Metals and proteins are crucial partners in keeping organisms healthy and stable. And yet the extent to which this molecular metalloprotein team works at the cellular level is not known because the numbers, amounts and types of metal-containing proteins in any organism have remained something of a mystery.
Now, in a study led by a researcher at the University of Georgia a team of scientists has shown through an entirely new method that these so-called metalloproteins are much more diverse and extensive than previously recognised and that it is now possible to determine all the metals in an organism in one fell swoop through a reliable, genome-wide approach.
"Metalloproteins play key roles in most biological processes, including respiration, photosynthesis and drug metabolism," said Michael W. Adams, Distinguished Research Professor in the department of biochemistry and molecular biology at UGA and lead author on the new research. "But predicting from a genome sequence the numbers and types of metals an organism assimilates from its environment or needs to function has been impossible for a number of reasons."
The new method, which combines liquid chromatography, high-throughput tandem mass spectometry and inductively coupled plasma mass spectometry, reveals all the metalloproteins in an organism—and what the team found has been very surprising, since metals now seem to be much more important for proteins than ever before suspected. Knowledge about how metals work in proteins has given insights into such things as how proteins repair DNA damaged by cancer-causing processes, how organisms get energy for growth and how some biofuels are produced. The importance of the work may therefore go in many diverse directions and promises to lead to important discoveries and applications in many biological fields, Adams said.
One of the major surprises of the study is the sheer number of proteins in microbial metalloproteomes that remain uncharacterised. (A metalloproteome is the complete number of metal-containing proteins in any individual organism.) This means that the role of metals in proteins, already known to be important, extends considerably beyond what science currently knows.

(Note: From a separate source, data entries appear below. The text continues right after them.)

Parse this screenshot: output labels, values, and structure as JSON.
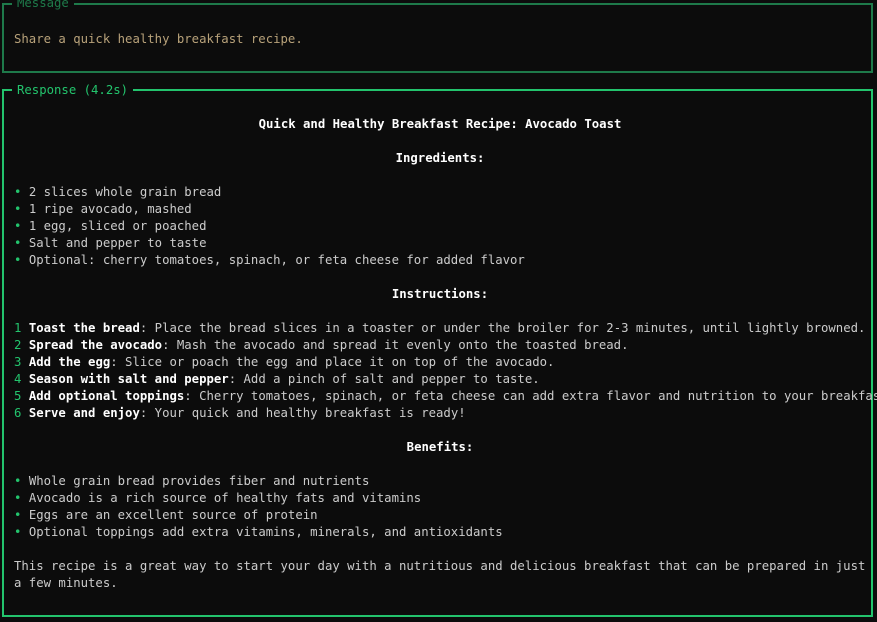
{
  "message_panel": {
    "title": "Message",
    "text": "Share a quick healthy breakfast recipe."
  },
  "response_panel": {
    "title": "Response (4.2s)",
    "heading": "Quick and Healthy Breakfast Recipe: Avocado Toast",
    "ingredients_heading": "Ingredients:",
    "bullet_glyph": "•",
    "ingredients": [
      "2 slices whole grain bread",
      "1 ripe avocado, mashed",
      "1 egg, sliced or poached",
      "Salt and pepper to taste",
      "Optional: cherry tomatoes, spinach, or feta cheese for added flavor"
    ],
    "instructions_heading": "Instructions:",
    "instructions": [
      {
        "num": "1",
        "label": "Toast the bread",
        "text": ": Place the bread slices in a toaster or under the broiler for 2-3 minutes, until lightly browned."
      },
      {
        "num": "2",
        "label": "Spread the avocado",
        "text": ": Mash the avocado and spread it evenly onto the toasted bread."
      },
      {
        "num": "3",
        "label": "Add the egg",
        "text": ": Slice or poach the egg and place it on top of the avocado."
      },
      {
        "num": "4",
        "label": "Season with salt and pepper",
        "text": ": Add a pinch of salt and pepper to taste."
      },
      {
        "num": "5",
        "label": "Add optional toppings",
        "text": ": Cherry tomatoes, spinach, or feta cheese can add extra flavor and nutrition to your breakfast."
      },
      {
        "num": "6",
        "label": "Serve and enjoy",
        "text": ": Your quick and healthy breakfast is ready!"
      }
    ],
    "benefits_heading": "Benefits:",
    "benefits": [
      "Whole grain bread provides fiber and nutrients",
      "Avocado is a rich source of healthy fats and vitamins",
      "Eggs are an excellent source of protein",
      "Optional toppings add extra vitamins, minerals, and antioxidants"
    ],
    "closing": "This recipe is a great way to start your day with a nutritious and delicious breakfast that can be prepared in just a few minutes."
  },
  "colors": {
    "accent": "#23c46d",
    "accent_dim": "#1e7a4a",
    "message_text": "#b8a27a",
    "body_text": "#cccccc",
    "background": "#0c0c0c"
  }
}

Since the team is now involved in automating and miniaturising the steps in the method, it is entirely possible that dramatic and as yet unknown roles for metals in organisms may soon be discovered. And that could lead to such things as new drugs that might correct the mis-incorporation of metals into cells that potentially can lead to diseases or disorders as well as new diagnostic methods for detecting diseases and in determining the toxic effects of heavy metals.